Given that more expansive definition of 'transboundary' I would say that Mulroy fails when it comes to 'transboundary cooperation'. If you don't think so, you might ask the rural Nevada residents who don't fancy the groundwater in their valleys being pumped to fuel Las Vegas' growth, or the state of Utah, which takes umbrage at the possibility some of its Snake Valley groundwater heading to Utah.
As negotiations took months, then years, Southern Nevada Water Authority General Manager Pat Mulroy became so incensed by what she regarded as an Utahan “veto” on the Las Vegas pipeline that in 2006 she threatened the editorial board of the Salt Lake Tribune. The longer Utah delayed approval of Las Vegas’ water withdrawals from Snake Valley, she said, “the more uncomfortable it will become for Utah. If they can do it to another state, they can have it done to them, too.”
Mulroy proceeded to file protests with the Utah Department of Natural Resources on Utahan groundwater applications within Beaver and Iron counties.
Cooperation? With Mexico, perhaps . Other Nevadans and Utah? Not so much.
And the spin machine rolls on...
“...singularly most stupid idea anyone ever had...” - Pat Mulroy, talking about the pipeline to bring rural groundwater to Las Vegas (High Country News, 1994; see this article)
“People don’t understand water.” -- Pat Mulroy, quoted in The Big Thirst
Thanks, everyone! I appreciate your comments.
David, Launce - spot-on. When it is in her best interests, she will cooperate. Funny how she has tried to 'change her image' lo these past few years, mainly because of her precarious water situation.
Denise - excellent point!
Posted by: Michael | Sunday, 05 May 2013 at 09:43 AM
Title says it all.
The funny thing is that she likes SOME cooperation (incr her supply) but not OTHER cooperation (leaving others' supply). Maybe should should get her house (demand) in order before asking others to "cooperate" -- or put MONEY down instead of lawsuits...
Posted by: Account Deleted | Wednesday, 01 May 2013 at 01:23 AM
To understand SNWA's approach to working with others, all you have to know is that Mulroy's lawyers "cooperate" with sovereign Native American nations, which she sees as selfish because they want to use the groundwater underneath them for sustaining wildlife and agriculture, by ridiculing their religious beliefs.
The Nevada State Engineer still turned over the water rights to SNWA.

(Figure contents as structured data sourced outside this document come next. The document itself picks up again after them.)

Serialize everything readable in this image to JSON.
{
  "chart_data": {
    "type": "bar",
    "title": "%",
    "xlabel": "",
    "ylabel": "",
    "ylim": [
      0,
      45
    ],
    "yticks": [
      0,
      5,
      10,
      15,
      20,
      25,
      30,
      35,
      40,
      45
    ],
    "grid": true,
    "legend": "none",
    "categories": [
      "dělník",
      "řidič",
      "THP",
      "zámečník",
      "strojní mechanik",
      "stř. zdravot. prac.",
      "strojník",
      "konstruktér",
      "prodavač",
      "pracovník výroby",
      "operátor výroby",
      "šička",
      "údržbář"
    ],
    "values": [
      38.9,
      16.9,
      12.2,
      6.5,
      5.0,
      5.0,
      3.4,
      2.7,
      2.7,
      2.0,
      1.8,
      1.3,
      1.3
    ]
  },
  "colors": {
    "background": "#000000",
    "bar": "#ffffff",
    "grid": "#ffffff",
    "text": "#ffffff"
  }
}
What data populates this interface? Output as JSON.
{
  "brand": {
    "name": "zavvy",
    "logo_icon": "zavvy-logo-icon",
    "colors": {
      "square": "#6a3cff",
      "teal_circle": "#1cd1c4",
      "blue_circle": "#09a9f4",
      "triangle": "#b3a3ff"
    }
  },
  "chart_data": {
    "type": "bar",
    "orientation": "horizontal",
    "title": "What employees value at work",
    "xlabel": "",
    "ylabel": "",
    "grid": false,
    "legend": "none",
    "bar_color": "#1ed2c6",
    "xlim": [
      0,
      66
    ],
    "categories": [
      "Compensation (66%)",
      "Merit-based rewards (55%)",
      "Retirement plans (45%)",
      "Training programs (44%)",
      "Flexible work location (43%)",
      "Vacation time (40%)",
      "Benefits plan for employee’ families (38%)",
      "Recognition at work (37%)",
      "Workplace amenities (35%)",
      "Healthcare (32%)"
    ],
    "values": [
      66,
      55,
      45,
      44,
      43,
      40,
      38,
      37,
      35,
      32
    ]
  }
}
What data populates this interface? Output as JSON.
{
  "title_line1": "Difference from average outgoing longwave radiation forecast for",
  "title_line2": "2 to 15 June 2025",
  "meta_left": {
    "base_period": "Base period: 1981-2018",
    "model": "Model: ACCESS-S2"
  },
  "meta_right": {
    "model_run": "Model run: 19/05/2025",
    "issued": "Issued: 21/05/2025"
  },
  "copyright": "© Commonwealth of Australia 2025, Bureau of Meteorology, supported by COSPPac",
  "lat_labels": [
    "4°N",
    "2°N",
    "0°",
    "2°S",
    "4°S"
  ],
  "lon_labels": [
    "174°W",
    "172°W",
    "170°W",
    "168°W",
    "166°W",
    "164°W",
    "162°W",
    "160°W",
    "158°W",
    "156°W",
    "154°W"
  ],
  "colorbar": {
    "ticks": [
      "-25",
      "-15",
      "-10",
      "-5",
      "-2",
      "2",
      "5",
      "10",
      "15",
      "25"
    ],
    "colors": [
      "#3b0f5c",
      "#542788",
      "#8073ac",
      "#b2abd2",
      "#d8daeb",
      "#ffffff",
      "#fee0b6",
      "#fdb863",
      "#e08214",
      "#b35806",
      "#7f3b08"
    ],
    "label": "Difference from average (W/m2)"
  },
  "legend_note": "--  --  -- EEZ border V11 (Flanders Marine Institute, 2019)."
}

Posted by: Launce Rake | Tuesday, 30 April 2013 at 12:39 AM
Just for the record: that "business model" of going to court- if an environmental group is awarded attorney's fees against the government, that's because the environmental group prevailed. So, the NGO has successfully sued to enforce a law that the government should have followed. Business model? I'd call it justice. I'm glad the next paragraph showed some cooperation and creativity on the part of some large environmental groups, but there's still a place for litigation.